Car, en toute logique (celle si humaine du ''à quoi bon se décarcasser?''), s'il n'y a bientôt plus qu'une sorte de toro (le ''toréable'' sélectionné tel dès le ventre de sa mère, voire dès sa mère elle-même), il n'y aura plus besoin que d'une seule sorte de technique, puisqu'il n'y aura plus qu'une sorte de lidia.
Et, cela s'accompagnera immanquablement –et via en particulier les ''écoles taurines' – en sus d'une standardisation des techniques, d'une perte de savoir-faire par perte des occasions de l'utiliser (n'importe quel apprentissage, s'il n'est pas utilisé suffisamment pour entretenir le ''savoir-faire'', finit par se perdre).
On peut même ajouter qu'un tel toro, différent car différant par son comportement, bien plus que ne pas être lidié comme il eût dû l'être, risque de ne même pas être ''vu'' , au sens de ''compris'' dans son identité propre (le ''su'' de ''a cada toro su lidia''), cette ''compréhension'' qui dans un combat d'égal à égal vaut ''reconnaissance'' et ''respect''...
En plus, cette perte probable de ''savoir-faire'' – entraînant une perte de ''savoir-voir''– de la part des toreros, risquerait de s'accompagner chez nombre d'aficionados aussi d'une perte de ''savoir-voir'': qu'un toro ''marginal'' vienne à sortir, les humains toreros ne sauraient plus ''voir'' ce toro par perte de savoir-faire, savoir-faire que d'ailleurs les humains aficionados ne sauraient eux-mêmes plus ''voir'' comme savoir-faire pertinent: les uns ne sauraient plus ''comprendre'' ce que les autres ne sauraient plus ''faire''!...

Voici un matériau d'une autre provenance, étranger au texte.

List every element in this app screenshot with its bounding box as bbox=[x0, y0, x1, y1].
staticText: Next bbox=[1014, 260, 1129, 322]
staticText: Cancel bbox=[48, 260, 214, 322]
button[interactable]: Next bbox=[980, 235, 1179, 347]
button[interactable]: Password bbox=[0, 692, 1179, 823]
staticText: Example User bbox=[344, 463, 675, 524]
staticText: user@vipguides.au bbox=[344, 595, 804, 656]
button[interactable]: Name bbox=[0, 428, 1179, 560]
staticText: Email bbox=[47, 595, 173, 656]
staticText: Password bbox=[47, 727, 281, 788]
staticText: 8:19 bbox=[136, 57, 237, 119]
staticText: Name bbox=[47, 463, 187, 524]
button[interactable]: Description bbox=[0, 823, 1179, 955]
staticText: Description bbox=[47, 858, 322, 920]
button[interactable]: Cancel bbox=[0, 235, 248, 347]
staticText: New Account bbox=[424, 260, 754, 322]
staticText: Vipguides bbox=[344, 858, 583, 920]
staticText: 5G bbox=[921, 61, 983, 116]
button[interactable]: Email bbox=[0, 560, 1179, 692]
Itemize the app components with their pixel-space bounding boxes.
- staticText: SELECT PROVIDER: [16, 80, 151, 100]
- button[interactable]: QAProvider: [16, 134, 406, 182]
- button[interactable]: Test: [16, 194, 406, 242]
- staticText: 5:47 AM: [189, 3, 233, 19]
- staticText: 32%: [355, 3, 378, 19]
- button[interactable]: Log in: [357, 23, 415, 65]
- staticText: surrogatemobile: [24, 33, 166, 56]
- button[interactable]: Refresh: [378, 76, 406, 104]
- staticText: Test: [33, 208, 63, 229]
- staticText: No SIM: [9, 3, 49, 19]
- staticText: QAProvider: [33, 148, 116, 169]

Espérons –"Dieu fasse'' comme l'écrivait PEGUY– qu'alors, outre quelques vieux souvenirs, nous ayons conservé aussi quelques vieilles bouteilles de caste pour les y noyer...
Suerte para todos.
En plus, cette perte probable de ''savoir-faire'' – entraînant une perte de ''savoir-voir''– de la part des toreros, risquerait de s'accompagner chez nombre d'aficionados aussi d'une perte de ''savoir-voir'': qu'un toro ''marginal'' vienne à sortir, les humains toreros ne sauraient plus ''voir'' ce toro par perte de savoir-faire, savoir-faire que d'ailleurs les humains aficionados ne sauraient eux-mêmes plus ''voir'' comme savoir-faire pertinent: les uns ne sauraient plus ''comprendre'' ce que les autres ne sauraient plus ''faire''!...
Espérons –"Dieu fasse'' comme l'écrivait PEGUY– qu'alors, outre quelques vieux souvenirs, nous ayons conservé aussi quelques vieilles bouteilles de caste pour les y noyer...
Suerte para todos.
Bernard
Précision: Entièrement d'accord avec toi Bernard. Cependant quand j'évoque l'opposition nature-culture, il s'agit d'une opposition du champ du SYMBOLIQUE et je te suis (et te précède) parfaitement irréaliste pour les raisons que tu développes très justement.
Le toro est un ANIMAL DOMESTIQUE, c'est évident, mais créé et "évolué" pour incarner l'idée que se font les humains de la "naturalité". Il est donc une représentation d'une nature mythifiée et complètement artificielle.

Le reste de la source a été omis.